Ten miles west of Manhattan, on land where the Mob used to bury their enemies, Signori produced the performance of his career. Dino Baggio collected the award for 'most memorable play' - the citation reading: 'for scoring off the header in traffic' - yet, for most of the 74,624 privileged to be present, Signori stood proud as the catalyst for Italy's revival.
The first time Gianluca Pagliuca handled the ball he was outside his area, leaving Italy under- strength for 70 minutes. Signori, with a scurrying, skilful presence, refused to surrender and his bravura display on the left side of midfield won his team the match.
This leaves Arrigo Sacchi, whose career as coach was probably rescued by Signori, with an interesting dilemma. Lazio's forward has dominated Serie A scoring for the past two seasons, and his prolific contributions have assisted the national cause to the tune of a goal every other international.
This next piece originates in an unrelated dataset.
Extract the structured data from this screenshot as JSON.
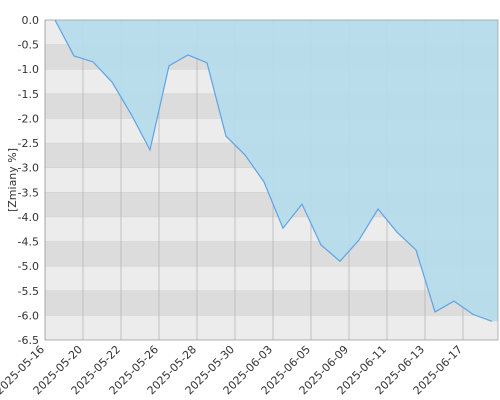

But for all Signori's striking prowess, Sacchi is expected to keep Italy's premier forward in midfield, appreciating the damage he can inflict by running from deep.
On withdrawing Signori from the front line, Sacchi may decide to start Daniele Massaro as lone striker in a 4-5-1 strategy, which should overpower the Mexicans, particularly if Roberto Baggio has recovered from a minor knock.
Italy's other main casualty, Franco Baresi, will miss the rest of the World Cup after twisting his right knee midway through the match against Norway. The Milan defender had a cartilage operation yesterday.
The Sampdoria midfielder, Alberigo Evani, is also unlikely to play any further part in the tournament after tearing a calf muscle in training, while Paolo Maldini is struggling after picking up an ankle injury in the closing stages of Thursday's game.